KU adds Canadian point guard Ngala

photo by: Nick Pearce/Dalhousie Athletics

Dalhousie's Nginyu Ngala dribbles during a game against Saint Mary's on Saturday, Feb. 24, 2024, in Halifax, Nova Scotia.

Updated 1:58 p.m. Friday, July 25, 2025:

On Monday, Kansas men’s basketball coach Bill Self said he was looking for an experienced player who could run the point to serve as an “insurance policy” for this year’s roster; by Friday, he had a commitment from that type of player.

Former Laurentian University point guard Nginyu Ngala is joining KU, he confirmed to the Journal-World.

The 5-foot-10 Ngala is originally from Montreal, Quebec, and played four seasons across five years in the Canadian U Sports college basketball system. The first three were at Dalhousie University in Halifax, Nova Scotia, and the most recent was at Laurentian in Montreal, where he averaged 14.9 points, 4.6 rebounds and 3.1 assists and shot 39.2% from deep on 153 attempts.

At the conclusion of the 2024-25 season Ngala was named to his conference’s all-star team and was the Voyageurs’ male athlete of the year across all sports.

A graduate of English-language Vanier College in Montreal — students in Quebec attend college prior to university — Ngala did not play his first year at Dalhousie due to the pandemic. He then scored in double digits for the Tigers each of the following three seasons, headlined by a 2022-23 campaign in which he put up 17.5 points on a career-high 13.8 attempts per game.

Ngala will technically be playing his fifth season of college basketball when he makes the move to KU. It’s not clear how that translates to the NCAA’s rules, although U Sports allows five years of eligibility, and he only played 73 total games across his previous four. According to his player profile from his tenure with the Montreal Alliance of the Canadian Elite Basketball League, Ngala is now 26 years old.

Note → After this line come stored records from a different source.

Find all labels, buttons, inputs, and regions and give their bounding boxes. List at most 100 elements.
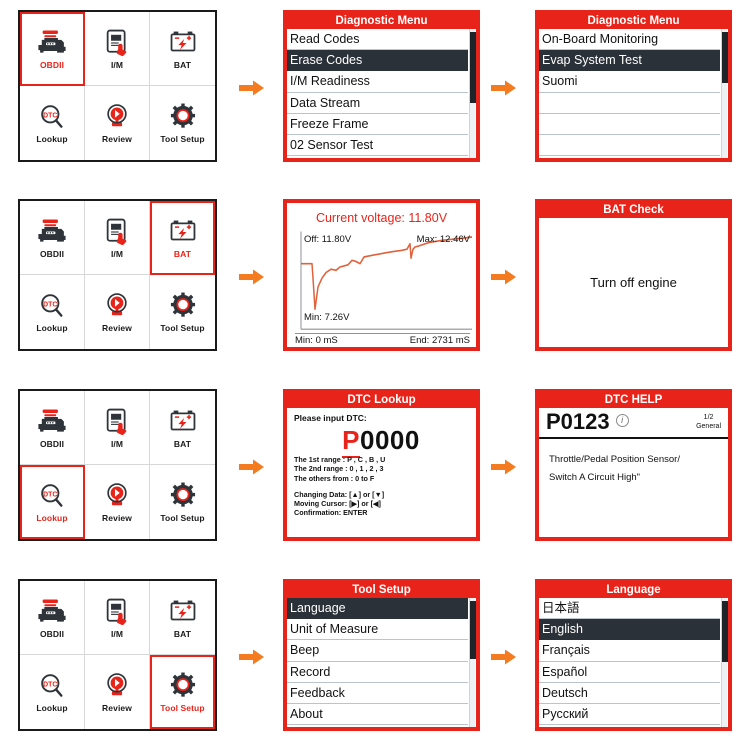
list-item[interactable]: I/M Readiness — [287, 71, 468, 93]
menu-cell-bat[interactable]: BAT — [150, 12, 215, 86]
list-item[interactable]: Data Stream — [287, 93, 468, 114]
list-item[interactable]: Русский — [539, 704, 720, 726]
menu-cell-bat[interactable]: BAT — [150, 201, 215, 275]
menu-cell-review[interactable]: Review — [85, 655, 150, 729]
scrollbar-thumb[interactable] — [722, 31, 728, 84]
menu-cell-im[interactable]: I/M — [85, 581, 150, 655]
menu-cell-obdii[interactable]: OBDII — [20, 12, 85, 86]
screen-dtc-lookup: DTC Lookup Please input DTC: P0000 The 1… — [283, 389, 480, 541]
menu-cell-tool-setup[interactable]: Tool Setup — [150, 655, 215, 729]
screen-title: DTC Lookup — [287, 393, 476, 408]
list-item[interactable]: Read Codes — [287, 29, 468, 51]
list-item[interactable]: Feedback — [287, 683, 468, 704]
menu-label-obdii: OBDII — [39, 628, 65, 639]
list-item[interactable]: Deutsch — [539, 683, 720, 704]
dtc-help-code-group: P0123 i — [546, 410, 629, 434]
menu-cell-im[interactable]: I/M — [85, 12, 150, 86]
scrollbar-thumb[interactable] — [470, 31, 476, 103]
menu-cell-bat[interactable]: BAT — [150, 581, 215, 655]
flow-row-dtc-lookup: OBDII I/M BAT DTC Lookup Review Tool Set… — [0, 379, 750, 567]
dtc-help-description-line: Throttle/Pedal Position Sensor/ — [549, 454, 680, 465]
scrollbar[interactable] — [469, 598, 476, 727]
gear-icon — [166, 102, 200, 132]
dtc-key-line: Moving Cursor: [▶] or [◀] — [294, 499, 381, 509]
dtc-code-input[interactable]: P0000 — [294, 425, 476, 458]
screen-body: Please input DTC: P0000 The 1st range : … — [287, 408, 476, 537]
bat-check-message: Turn off engine — [590, 275, 677, 290]
menu-label-review: Review — [102, 513, 132, 524]
menu-cell-lookup[interactable]: DTC Lookup — [20, 86, 85, 160]
menu-cell-obdii[interactable]: OBDII — [20, 391, 85, 465]
gear-icon — [166, 481, 200, 511]
dtc-help-description-line: Switch A Circuit High" — [549, 472, 641, 483]
screen-tool-setup: Tool Setup Language Unit of Measure Beep… — [283, 579, 480, 731]
dtc-key-line: Confirmation: ENTER — [294, 508, 368, 518]
menu-cell-lookup[interactable]: DTC Lookup — [20, 465, 85, 539]
menu-label-review: Review — [102, 134, 132, 145]
scrollbar-thumb[interactable] — [722, 600, 728, 663]
menu-label-review: Review — [102, 703, 132, 714]
scrollbar[interactable] — [721, 598, 728, 727]
list-item[interactable]: Evap System Test — [539, 50, 720, 72]
list-item[interactable]: Record — [287, 662, 468, 683]
list-item[interactable]: 02 Sensor Test — [287, 135, 468, 157]
menu-label-lookup: Lookup — [36, 134, 68, 145]
menu-label-lookup: Lookup — [36, 703, 68, 714]
list-item[interactable]: Language — [287, 598, 468, 620]
scrollbar-thumb[interactable] — [470, 600, 476, 659]
list-item[interactable]: Español — [539, 662, 720, 683]
menu-cell-im[interactable]: I/M — [85, 391, 150, 465]
menu-cell-im[interactable]: I/M — [85, 201, 150, 275]
svg-text:DTC: DTC — [43, 682, 57, 689]
dtc-help-page-info: 1/2 General — [696, 410, 721, 431]
list-item[interactable]: 日本語 — [539, 598, 720, 620]
dtc-hint-line: The others from : 0 to F — [294, 473, 375, 483]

The addition of Ngala provides the Jayhawks another ball-handling option and bolsters the depth in their backcourt more broadly. Marquee freshman Darryn Peterson and redshirt sophomore Elmarko Jackson are expected to spend plenty of time on the ball. Self said on Monday that Jackson’s athleticism is back to where it was before he tore his patellar tendon in June 2024, but he is still trying to get his timing restored.

KU now has 13 players on its roster, exempting a trio of walk-ons who are presumably considered Designated Student-Athletes and therefore will not count toward the Jayhawks’ 14-player limit for the 2025-26 season.